Style : Au début tout va bien, la description du diner dans Tribeca puis du onze septembre et de l'urgence physique et métaphysique qu'il a impliqué est tout à fait réussie, brillante, prenante etc...(bon pas révolutionnaire mais bien fait et sentant clairement le vécu donc touchant). Donc tout va bien jusqu'a ce que deux protagonistes se retrouvent ensemble à monter une cantine aux abords de ground zero... En fait l'idée est bonne: Que penser d'une relation qui se noue dans ces conditions là? A-t-on le droit d'aimer, de tomber amoureux sur des décombre etc??? Sauf qu'à ce moment là nous ne sommes qu'au milieu du livre et qu'il y a encore 200 pages à tenir... Et malheureusement c'est là que comme les tours (bien que je doute que cette figure stylistique soit absolument voulue...)… tout s'écroule et s'envase dans un roman pathos entre "arlequin" et "les jours de notre vie" (question soulevées en vrac: Puis-je abandonner mon mari et mes deux jeunes enfants que j'ai eu par fiv pour vivre l'amour de ma vie ? Puis-je abandonner ma fille alors qu'elle tombe juste dans la drogue (paf!)? Mon dieu pouvons-nous aimer sur les ruines d'une catastrophe ? Pourquoi ai je tant besoin de son corps? O rage O désespoir etc...).
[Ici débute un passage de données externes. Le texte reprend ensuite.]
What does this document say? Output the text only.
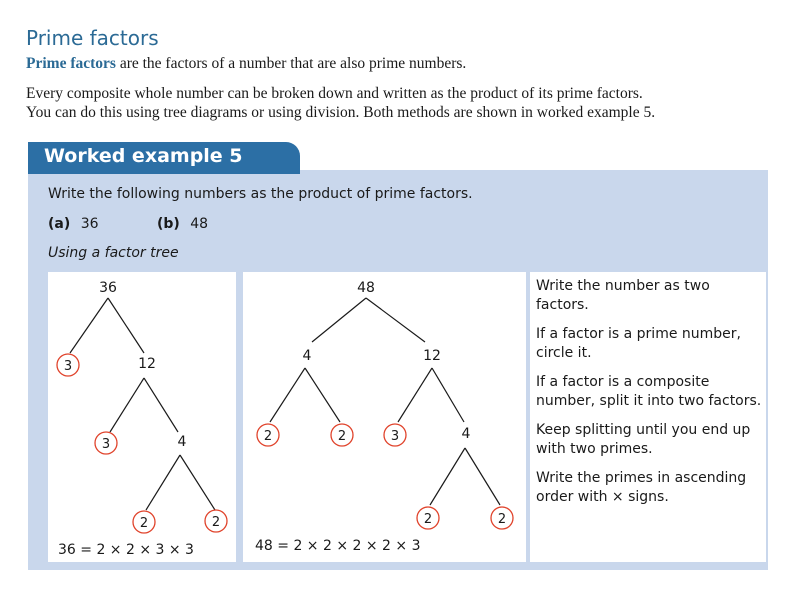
Prime factors
Prime factors are the factors of a number that are also prime numbers.
Every composite whole number can be broken down and written as the product of its prime factors.
You can do this using tree diagrams or using division. Both methods are shown in worked example 5.
Worked example 5
Write the following numbers as the product of prime factors.
(a) 36	(b) 48
Using a factor tree
36
12
4
3
3
2	2
48
4	12
4
2	2	3
2	2
36 = 2 × 2 × 3 × 3	48 = 2 × 2 × 2 × 2 × 3

Write the number as two factors.

If a factor is a prime number, circle it.

If a factor is a composite number, split it into two factors.

Keep splitting until you end up with two primes.

Write the primes in ascending order with × signs.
Inerney franchement embourbé dans sa situation et ne sachant apparemment pas comment s'en sortir accumule alors les lieux commun (description d'un week-end dans les Hampton à manger des homard et a se rouler dans le sable comme des gamins tout fous) et large ellipses inutiles (stimulation ovarienne d'un personnage, souvenirs divers et variés etc...) jusqu'a un dénouement dans les dernières pages franchement décevant voire euh... juste mauvais.
Donc voila, autant le dire carrément j'ai été un peu déçu, ce livre qui part comme un grand roman sur le 11 septembre se finit en roman de gare tire larme et gentillet... donc bof.
La question qui reste en suspens est quand même le parallèle récurent que fait la presse entre Inerney et Ellis. Mis à part le fait qu'ils se connaissent et parlent un peu des mêmes sujets (tiens si on parlait des riches de new York?) leurs univers sont totalement différents !! Ellis est cynique, stoïcien et nihiliste (enfin quand il est en forme hein pas comme dans lunar park par exemple... ) là ou Inerney est juste un chroniqueur de la vie mondaine un tantinet ironique. Donc je ne vois pas le rapport… Et puis les textes de Ellis ont un double fond politique et philosophique assez fort (Patrick Bateman est une personnification parfaite du système capitaliste et de ses délires) là ou Inerney , euh... non.
Bref pour moi ils n'ont aucun rapport ou alors il faudra qu'on m'explique...
Sauf que, allez pour ne pas être totalement à charge, je tiens à reconnaitre qu'Inerney gère mieux les descriptions de scène de cul et le rapport au sexe qu'Ellis... Oui évidemment ca ne fait pas tout, mais bon hein il faut rendre à césar...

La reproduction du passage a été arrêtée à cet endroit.